Pragmatic signature aggregation with BLS

TLDR: We suggest using BLS signature aggregation as a pragmatic medium-term solution to the signature verification bottleneck of sharding and Casper, later replacing it with STARK-based aggregation for quantum security.

Background

Signature verification is the major bottleneck for both sharding and Casper. Assuming 32 ETH deposits (relatively small deposits to encourage participation and decentralisation) and ~10,000,000 ETH at stake we get ~312,500 validators. Casper finality requires 2/3 of the validators to vote, and with ECDSA signatures a single on-chain Casper cycle would take ~1 day.
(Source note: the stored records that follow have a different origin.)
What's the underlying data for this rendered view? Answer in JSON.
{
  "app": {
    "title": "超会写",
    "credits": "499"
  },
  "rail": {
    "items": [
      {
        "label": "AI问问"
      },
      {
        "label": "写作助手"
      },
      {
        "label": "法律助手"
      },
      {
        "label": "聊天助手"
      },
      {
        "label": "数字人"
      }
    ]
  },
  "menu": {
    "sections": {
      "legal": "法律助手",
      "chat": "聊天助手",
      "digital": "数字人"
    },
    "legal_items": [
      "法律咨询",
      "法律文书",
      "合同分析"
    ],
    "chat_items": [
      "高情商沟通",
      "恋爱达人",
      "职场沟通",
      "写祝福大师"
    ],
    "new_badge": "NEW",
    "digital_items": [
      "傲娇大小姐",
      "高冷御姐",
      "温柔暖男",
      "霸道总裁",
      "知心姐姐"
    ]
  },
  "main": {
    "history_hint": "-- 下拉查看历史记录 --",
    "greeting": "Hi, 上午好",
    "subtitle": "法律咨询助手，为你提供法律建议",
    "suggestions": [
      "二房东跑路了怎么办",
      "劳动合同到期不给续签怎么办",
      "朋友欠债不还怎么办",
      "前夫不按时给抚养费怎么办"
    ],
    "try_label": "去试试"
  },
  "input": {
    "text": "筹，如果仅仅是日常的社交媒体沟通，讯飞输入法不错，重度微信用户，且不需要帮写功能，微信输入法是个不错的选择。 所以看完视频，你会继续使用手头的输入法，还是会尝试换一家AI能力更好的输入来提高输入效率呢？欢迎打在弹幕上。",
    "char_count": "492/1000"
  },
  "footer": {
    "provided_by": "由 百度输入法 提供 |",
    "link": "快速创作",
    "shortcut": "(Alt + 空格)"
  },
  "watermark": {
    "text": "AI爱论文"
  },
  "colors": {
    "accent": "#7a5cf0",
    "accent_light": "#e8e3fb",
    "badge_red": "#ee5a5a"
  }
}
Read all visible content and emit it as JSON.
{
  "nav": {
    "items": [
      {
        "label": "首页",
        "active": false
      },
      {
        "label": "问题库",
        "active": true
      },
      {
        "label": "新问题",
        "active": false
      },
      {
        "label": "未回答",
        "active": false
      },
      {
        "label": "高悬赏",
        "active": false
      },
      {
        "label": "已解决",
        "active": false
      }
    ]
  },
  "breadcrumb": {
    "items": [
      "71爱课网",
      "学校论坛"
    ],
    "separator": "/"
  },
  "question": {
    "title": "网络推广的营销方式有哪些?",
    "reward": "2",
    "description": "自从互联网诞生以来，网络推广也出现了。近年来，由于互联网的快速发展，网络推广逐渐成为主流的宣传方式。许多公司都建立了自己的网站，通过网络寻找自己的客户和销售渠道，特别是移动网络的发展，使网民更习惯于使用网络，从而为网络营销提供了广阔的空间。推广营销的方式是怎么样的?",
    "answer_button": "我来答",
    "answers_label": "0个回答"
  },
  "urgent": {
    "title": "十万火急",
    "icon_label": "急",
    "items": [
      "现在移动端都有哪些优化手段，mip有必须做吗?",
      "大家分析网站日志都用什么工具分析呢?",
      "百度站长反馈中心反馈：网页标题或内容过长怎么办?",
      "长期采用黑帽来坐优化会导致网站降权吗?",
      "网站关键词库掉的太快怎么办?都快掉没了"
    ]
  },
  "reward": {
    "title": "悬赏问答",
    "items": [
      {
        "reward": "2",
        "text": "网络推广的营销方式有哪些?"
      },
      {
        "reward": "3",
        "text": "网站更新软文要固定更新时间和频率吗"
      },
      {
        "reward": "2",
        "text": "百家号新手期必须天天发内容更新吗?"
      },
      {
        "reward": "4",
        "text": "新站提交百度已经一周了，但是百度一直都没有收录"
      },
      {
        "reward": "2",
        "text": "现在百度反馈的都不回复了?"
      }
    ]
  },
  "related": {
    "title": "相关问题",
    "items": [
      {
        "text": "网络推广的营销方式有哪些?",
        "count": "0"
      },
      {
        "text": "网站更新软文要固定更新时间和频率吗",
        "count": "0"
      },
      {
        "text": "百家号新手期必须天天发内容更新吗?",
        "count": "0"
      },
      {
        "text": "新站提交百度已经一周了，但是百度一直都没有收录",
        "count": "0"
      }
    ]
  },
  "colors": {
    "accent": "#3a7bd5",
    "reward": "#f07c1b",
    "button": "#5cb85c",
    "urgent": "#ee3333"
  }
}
For sharding, the signature verification bottleneck forces us to compromise:

  1. Full committee safety and liveness: We use small committee sizes (e.g. 135) counterbalanced with a high threshold above 50% (e.g. 66.6% threshold with 90-of-135) to maintain an acceptable honesty assumption. With large committees (e.g. of size 1000) we could have an optimal 50% threshold for improved liveness, and we would reduce our honesty assumption for improved safety.
  2. Windback strength: Instead of fully verifying committee votes in the windback, we compromise by requiring that validators only verify CASs. Because CASs are trivial to forge (at the cost of losing 32 ETH deposits) this weakens the strength of notarisation for collations after the latest 0-skip (full committee vote), opening the possibility for short term attacks.
  3. Crosslinking frequency: We limit the frequency at which crosslinks get included in the beacon chain to about one crosslink per shard per hour, yielding slow crosslinking. Crosslink finality is also delayed which affects the usability of cross-shard transactions.
  4. Number of shards: The maximum number of shards is limited by the signature overhead the beacon chain has to bear for crosslinking. With ECDSA signatures crosslinking for 100 shards is enough to saturate the beacon chain.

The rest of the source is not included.